Chris and I kept in touch. I met him in person in Utah in 1994, and I visited him a couple of times in San Jose, meeting his charming wife and his many pets. We met at the Rotterdam Film Festival in 1996 (which started a five year run of me going back to the Netherlands once a year to watch twenty movies a week), and there he told me something along the lines of: "Jurie, you're a smart kid, I want you to be working on interactive storytelling in five years time." Since I'd missed my personal goal of making the Citizen Kane of interactive by age 26, I agreed.
And I missed that new goal too. But interactive storytelling is basically what I've been wanting to do even before I started making games for a living, when I was a demo programmer in the late eighties. Chris's obstinacy and frustration are a more intense version of my own. Even though I took a safer, more circuitous route, pretty much every career decision I've taken was to get me closer to somehow being involved in interactive storytelling. I've seen my share of failures and frustrations, and yet, because I am apparently a stubborn, unreasonable optimist who won't take no for an answer, I keep going.

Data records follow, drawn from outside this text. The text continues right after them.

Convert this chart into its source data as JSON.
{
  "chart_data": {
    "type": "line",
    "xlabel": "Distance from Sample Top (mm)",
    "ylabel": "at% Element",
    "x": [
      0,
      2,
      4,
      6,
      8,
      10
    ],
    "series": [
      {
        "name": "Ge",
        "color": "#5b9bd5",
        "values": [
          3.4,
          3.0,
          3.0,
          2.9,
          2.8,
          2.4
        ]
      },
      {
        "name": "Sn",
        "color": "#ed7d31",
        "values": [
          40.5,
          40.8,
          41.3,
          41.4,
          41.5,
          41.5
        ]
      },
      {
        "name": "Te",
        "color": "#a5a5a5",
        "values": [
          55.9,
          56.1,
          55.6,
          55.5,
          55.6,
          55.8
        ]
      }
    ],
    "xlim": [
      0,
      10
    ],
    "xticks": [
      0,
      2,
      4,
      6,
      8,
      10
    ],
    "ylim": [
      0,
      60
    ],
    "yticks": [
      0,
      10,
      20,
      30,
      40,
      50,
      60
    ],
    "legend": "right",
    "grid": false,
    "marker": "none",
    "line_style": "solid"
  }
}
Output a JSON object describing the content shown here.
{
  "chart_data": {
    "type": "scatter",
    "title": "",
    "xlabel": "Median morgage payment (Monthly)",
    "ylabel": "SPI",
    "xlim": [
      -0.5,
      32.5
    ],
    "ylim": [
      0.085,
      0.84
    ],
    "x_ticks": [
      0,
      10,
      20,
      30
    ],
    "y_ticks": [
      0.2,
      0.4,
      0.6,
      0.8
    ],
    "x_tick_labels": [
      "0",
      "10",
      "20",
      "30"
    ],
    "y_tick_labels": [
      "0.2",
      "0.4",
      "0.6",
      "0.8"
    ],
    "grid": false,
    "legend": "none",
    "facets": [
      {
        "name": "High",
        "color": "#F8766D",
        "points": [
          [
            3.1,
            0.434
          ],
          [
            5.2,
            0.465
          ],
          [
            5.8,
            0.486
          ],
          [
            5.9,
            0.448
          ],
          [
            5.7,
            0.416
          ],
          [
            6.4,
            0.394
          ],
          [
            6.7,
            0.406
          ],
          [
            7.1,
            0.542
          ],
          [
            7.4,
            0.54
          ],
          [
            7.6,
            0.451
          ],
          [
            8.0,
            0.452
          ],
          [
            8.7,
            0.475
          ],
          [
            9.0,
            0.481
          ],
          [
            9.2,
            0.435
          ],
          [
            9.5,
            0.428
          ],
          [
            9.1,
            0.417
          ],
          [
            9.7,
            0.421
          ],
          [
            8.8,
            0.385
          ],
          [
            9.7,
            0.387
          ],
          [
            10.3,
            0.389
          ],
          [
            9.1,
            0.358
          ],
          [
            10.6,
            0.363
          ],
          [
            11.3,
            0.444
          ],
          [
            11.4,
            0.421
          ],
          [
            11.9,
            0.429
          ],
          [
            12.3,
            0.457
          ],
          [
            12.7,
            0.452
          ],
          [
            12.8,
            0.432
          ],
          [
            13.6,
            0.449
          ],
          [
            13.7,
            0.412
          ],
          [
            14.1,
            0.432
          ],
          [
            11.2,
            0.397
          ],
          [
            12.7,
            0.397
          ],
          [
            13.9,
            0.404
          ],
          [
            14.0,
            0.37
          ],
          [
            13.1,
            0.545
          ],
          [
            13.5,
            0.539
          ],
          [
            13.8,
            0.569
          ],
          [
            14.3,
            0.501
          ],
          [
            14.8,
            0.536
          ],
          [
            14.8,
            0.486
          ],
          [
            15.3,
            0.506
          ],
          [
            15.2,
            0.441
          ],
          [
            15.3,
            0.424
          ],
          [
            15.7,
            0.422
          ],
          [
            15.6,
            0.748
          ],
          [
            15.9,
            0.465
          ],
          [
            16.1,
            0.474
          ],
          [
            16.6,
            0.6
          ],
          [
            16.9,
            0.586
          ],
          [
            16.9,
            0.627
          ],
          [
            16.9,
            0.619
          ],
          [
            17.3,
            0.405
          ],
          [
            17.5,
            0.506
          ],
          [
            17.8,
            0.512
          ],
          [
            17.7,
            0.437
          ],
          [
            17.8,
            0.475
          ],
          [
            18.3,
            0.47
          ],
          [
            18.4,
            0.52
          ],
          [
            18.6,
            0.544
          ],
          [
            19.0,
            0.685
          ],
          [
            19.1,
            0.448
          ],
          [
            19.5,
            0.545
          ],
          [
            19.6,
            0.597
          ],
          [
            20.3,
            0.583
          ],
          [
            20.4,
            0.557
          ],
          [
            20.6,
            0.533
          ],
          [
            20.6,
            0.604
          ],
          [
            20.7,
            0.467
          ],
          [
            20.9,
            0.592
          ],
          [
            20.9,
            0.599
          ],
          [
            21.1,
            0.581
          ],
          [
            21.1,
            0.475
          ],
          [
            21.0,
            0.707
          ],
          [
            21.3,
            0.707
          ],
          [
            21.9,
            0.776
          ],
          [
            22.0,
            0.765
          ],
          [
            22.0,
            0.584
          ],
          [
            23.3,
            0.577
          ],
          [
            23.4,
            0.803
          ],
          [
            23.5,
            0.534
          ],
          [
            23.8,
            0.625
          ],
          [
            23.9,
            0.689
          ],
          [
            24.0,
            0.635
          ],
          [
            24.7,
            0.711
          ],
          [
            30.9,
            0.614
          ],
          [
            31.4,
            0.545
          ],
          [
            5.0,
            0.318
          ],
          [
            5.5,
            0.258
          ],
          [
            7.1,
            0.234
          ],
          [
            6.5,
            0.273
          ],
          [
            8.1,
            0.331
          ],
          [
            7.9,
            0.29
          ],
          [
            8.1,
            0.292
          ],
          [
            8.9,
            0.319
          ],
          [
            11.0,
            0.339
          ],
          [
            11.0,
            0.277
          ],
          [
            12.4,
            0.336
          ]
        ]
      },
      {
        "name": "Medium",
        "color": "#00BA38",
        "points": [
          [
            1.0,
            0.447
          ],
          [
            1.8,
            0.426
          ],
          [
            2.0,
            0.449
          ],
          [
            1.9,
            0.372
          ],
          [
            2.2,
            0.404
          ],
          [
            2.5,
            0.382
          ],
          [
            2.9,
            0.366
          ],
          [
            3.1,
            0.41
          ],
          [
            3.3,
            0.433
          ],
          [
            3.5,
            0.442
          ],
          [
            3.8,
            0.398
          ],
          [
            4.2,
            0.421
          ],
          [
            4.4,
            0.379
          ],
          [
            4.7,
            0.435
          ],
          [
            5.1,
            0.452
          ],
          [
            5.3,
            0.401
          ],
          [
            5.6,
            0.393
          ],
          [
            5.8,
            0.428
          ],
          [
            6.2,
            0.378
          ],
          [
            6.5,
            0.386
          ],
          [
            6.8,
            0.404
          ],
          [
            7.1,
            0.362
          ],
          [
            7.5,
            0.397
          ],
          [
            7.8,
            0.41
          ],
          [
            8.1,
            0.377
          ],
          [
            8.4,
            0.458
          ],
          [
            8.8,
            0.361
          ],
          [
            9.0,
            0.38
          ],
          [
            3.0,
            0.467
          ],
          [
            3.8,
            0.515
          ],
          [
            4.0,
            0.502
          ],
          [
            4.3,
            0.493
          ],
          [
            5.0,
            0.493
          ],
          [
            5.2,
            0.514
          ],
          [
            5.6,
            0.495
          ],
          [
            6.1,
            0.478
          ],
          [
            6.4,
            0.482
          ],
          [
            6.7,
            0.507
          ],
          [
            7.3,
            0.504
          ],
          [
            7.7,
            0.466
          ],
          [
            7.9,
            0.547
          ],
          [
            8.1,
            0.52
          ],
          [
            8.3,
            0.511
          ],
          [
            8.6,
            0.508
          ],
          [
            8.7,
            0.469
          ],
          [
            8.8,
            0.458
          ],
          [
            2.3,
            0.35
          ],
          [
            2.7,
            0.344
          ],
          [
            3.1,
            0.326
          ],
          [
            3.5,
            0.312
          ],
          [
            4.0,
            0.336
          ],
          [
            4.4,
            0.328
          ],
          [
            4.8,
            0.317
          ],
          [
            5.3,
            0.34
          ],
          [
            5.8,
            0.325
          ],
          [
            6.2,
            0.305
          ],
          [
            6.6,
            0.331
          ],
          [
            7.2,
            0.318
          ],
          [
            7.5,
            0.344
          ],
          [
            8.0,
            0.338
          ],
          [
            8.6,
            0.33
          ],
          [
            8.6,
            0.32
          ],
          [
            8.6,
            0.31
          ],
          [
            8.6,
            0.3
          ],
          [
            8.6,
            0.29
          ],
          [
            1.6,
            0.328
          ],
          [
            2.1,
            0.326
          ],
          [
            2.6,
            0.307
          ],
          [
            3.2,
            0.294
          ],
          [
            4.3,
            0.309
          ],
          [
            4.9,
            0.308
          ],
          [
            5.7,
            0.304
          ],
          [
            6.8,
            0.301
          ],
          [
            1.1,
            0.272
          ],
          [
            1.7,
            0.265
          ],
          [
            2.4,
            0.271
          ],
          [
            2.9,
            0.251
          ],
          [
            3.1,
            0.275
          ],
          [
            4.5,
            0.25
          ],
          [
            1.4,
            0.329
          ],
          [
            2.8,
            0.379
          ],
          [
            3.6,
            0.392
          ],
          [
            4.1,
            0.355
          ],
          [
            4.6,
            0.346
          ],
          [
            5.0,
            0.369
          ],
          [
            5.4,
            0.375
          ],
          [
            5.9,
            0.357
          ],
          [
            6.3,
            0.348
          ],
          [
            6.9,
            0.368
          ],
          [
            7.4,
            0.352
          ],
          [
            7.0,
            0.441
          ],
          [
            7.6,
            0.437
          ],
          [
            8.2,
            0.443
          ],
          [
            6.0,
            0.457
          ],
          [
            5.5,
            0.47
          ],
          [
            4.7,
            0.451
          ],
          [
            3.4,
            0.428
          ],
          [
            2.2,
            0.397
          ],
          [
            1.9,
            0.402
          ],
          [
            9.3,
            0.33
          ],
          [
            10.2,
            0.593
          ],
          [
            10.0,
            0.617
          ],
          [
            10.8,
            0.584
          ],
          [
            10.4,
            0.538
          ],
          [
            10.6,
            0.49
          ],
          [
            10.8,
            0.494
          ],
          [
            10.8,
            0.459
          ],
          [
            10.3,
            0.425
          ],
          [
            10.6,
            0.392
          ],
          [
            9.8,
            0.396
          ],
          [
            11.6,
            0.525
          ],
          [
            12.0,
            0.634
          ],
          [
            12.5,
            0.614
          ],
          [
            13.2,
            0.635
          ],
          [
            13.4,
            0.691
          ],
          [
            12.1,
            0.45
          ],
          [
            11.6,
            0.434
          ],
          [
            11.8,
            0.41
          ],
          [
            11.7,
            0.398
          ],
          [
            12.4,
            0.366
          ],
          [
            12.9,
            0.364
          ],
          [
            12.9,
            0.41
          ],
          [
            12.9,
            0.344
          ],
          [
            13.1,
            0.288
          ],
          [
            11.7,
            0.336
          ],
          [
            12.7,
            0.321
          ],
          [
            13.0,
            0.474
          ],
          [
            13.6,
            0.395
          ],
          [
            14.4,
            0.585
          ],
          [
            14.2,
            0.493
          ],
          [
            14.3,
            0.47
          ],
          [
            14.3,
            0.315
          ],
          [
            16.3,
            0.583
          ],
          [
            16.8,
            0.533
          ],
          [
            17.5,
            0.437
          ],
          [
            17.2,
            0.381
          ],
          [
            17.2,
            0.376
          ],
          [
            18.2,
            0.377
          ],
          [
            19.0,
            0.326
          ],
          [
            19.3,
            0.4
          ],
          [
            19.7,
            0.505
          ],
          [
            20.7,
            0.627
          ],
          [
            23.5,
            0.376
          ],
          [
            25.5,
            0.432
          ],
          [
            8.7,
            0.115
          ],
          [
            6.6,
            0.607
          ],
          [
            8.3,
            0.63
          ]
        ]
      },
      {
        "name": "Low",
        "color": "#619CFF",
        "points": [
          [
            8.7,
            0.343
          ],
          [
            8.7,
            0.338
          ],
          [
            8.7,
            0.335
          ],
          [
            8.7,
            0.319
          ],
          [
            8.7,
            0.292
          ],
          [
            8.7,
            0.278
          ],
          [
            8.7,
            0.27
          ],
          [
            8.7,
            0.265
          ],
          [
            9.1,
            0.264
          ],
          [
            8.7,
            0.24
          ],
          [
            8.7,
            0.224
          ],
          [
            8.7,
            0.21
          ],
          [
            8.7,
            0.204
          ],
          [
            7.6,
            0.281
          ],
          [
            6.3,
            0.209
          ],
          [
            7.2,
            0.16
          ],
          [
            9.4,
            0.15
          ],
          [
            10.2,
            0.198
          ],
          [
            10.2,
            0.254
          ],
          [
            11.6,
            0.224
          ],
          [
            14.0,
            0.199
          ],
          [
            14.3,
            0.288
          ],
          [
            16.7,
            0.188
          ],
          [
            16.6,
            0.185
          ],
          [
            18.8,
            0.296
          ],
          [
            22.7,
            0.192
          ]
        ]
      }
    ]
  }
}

During all that time, there was always Chris's inspiring example. He has dedicated himself to this endeavor for a ridiculous amount of time, making a huge personal investment. Who was I to call myself stubborn compared to him? I never quite worked up the courage to take the big step and focus on interactive storytelling full time, instead of, ah ah, trying to change the system from within.
This is the first acknowledgment of the cost and the frustration I've seen from Chris (as well as the first acknowledgment that there is more than one way to skin this particular cat). Perhaps perversely, I think it's a good thing: it would have been bad if he had never shown this human side. Nevertheless, I hope it doesn't mark the end of his involvement in interactive (so far the signs are good.)
Like Chris, I think interactive storytelling can be done, it will be done, and it's terrifyingly hard. But why try doing something easy? I can't think of a more fascinating quest than trying to create a completely new artistic medium. Onwards!
Update: Robin has posted a bit more about this topic. She's better at the touchy-feely stuff than me:
So here's me fessing: reading his words really gave me pause. First
because… it's… Chris - who has always been a huge source of inspiration
(he is heavily quoted, for example, in the first chapter of my thesis).
Second because he has always seemed so…. incredibly, inhumanly stubborn
and focused - at times, despite his own best interest. Reading such a
frank account of his doubts and struggles was just… a bit disarming.
What she said.
And changing perceptions of the industry over time, that's a highly interesting topic of it's own.